[R-sig-ME] GEE vs. mixed-effects modeling for handling singletons in higher-level units

Fri Apr 8 15:34:32 CEST 2011

On Thu, Apr 7, 2011 at 8:57 PM, Jeremy Koster <helixed2 at yahoo.com> wrote:
> A statistically-minded colleague recently commented that, in datasets that have singletons in higher-level units, Generalized Estimating Equations might give more accurate estimates of fixed effects than random-effects modeling.
>
> The conversation emerged from the observation that some (anthropological) datasets include households with only one member.  That is, we have encountered datasets in which 250 households include more than one person whereas about 10-15 are single-person households.
>
> Are there pros (and cons) to either GEE or random-effects modeling in such cases?
>
> More generally, can anyone recommend references to literature on singletons in the context of mixed-effects modeling?  My impression is that it's still possible to specify random effects when some higher-level units include only one lower-level data point, but my colleague believes that it would be problematic.

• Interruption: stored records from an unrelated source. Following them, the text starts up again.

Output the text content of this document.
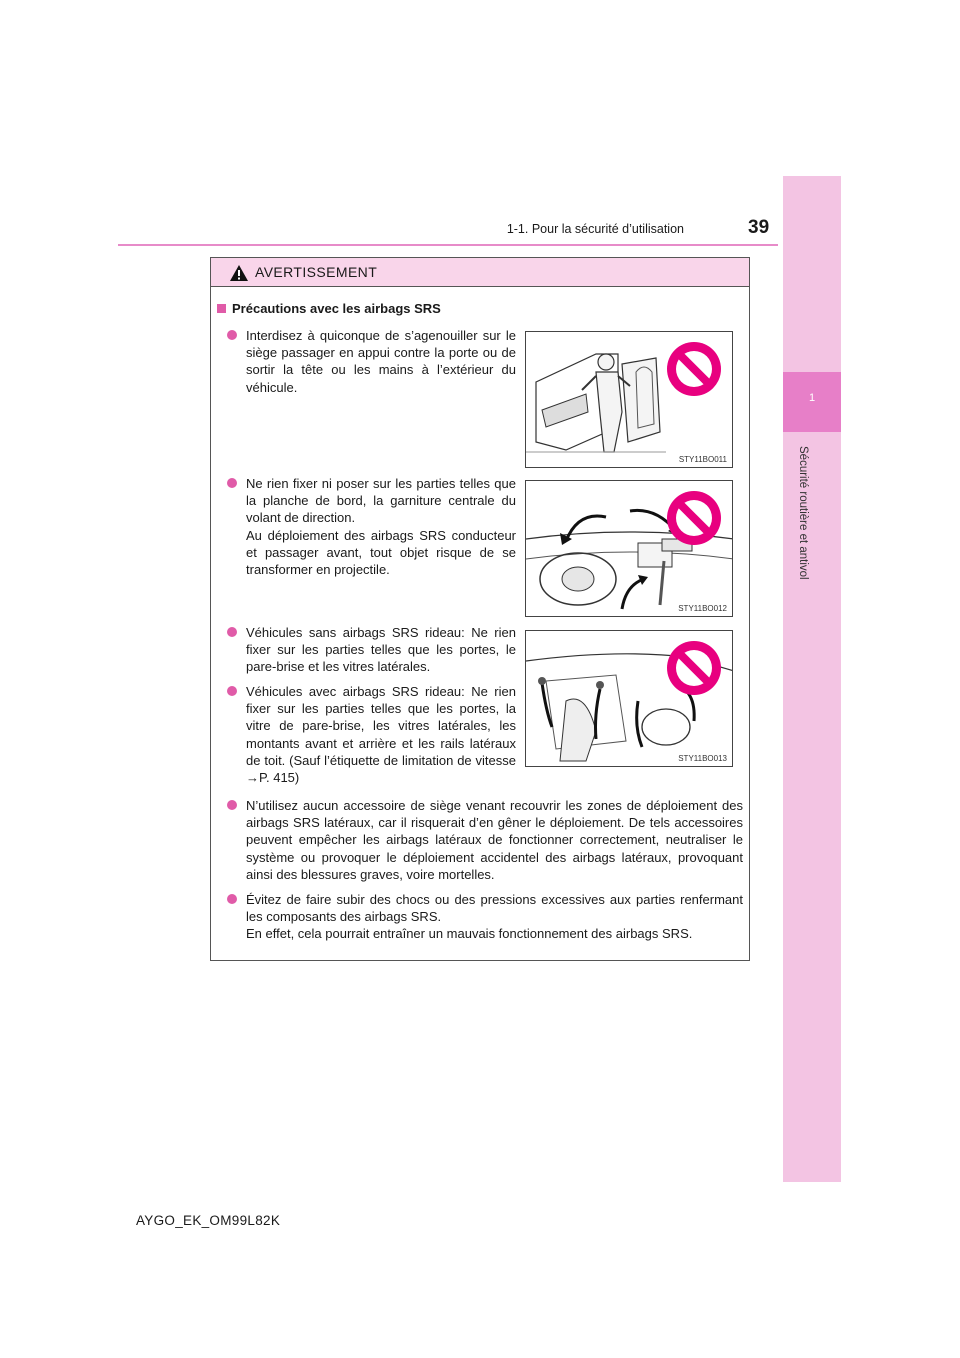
1
Sécurité routière et antivol
1-1. Pour la sécurité d’utilisation	39
AVERTISSEMENT
Précautions avec les airbags SRS
Interdisez à quiconque de s’agenouiller sur le siège passager en appui contre la porte ou de sortir la tête ou les mains à l’extérieur du véhicule.
STY11BO011
Ne rien fixer ni poser sur les parties telles que la planche de bord, la garniture centrale du volant de direction.
Au déploiement des airbags SRS conducteur et passager avant, tout objet risque de se transformer en projectile.
STY11BO012
Véhicules sans airbags SRS rideau: Ne rien fixer sur les parties telles que les portes, le pare-brise et les vitres latérales.
Véhicules avec airbags SRS rideau: Ne rien fixer sur les parties telles que les portes, la vitre de pare-brise, les vitres latérales, les montants avant et arrière et les rails latéraux de toit. (Sauf l’étiquette de limitation de vitesse →P. 415)
STY11BO013
N’utilisez aucun accessoire de siège venant recouvrir les zones de déploiement des airbags SRS latéraux, car il risquerait d’en gêner le déploiement. De tels accessoires peuvent empêcher les airbags latéraux de fonctionner correctement, neutraliser le système ou provoquer le déploiement accidentel des airbags latéraux, provoquant ainsi des blessures graves, voire mortelles.
Évitez de faire subir des chocs ou des pressions excessives aux parties renfermant les composants des airbags SRS.
En effet, cela pourrait entraîner un mauvais fonctionnement des airbags SRS.
AYGO_EK_OM99L82K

It's possible to fit models with random effects to data sets with
singletons as you describe.  You must be aware, however, that such
units contribute little information because the variability in the
response is being modeled in two different ways.

The guPrenat data set in the mlmRev package for R is such an example.
In most of the families (the family factor is called "mom") there is
only one child observed.  (There may be, and usually is, more than one
child in the family but the data are recorded for only one of the
children.)

> with(guPrenat, table(table(mom)))

  1   2   3   4
817 595 142   4

Adding a random effect for the family as well as the district produces
a model that can be fit and does have a substantial variability
associated with the family.  However, if you examine the prediction
intervals on the random effects closely you will find that the random
effects for those families with only one child observed have very wide
prediction intervals, centered close to zero.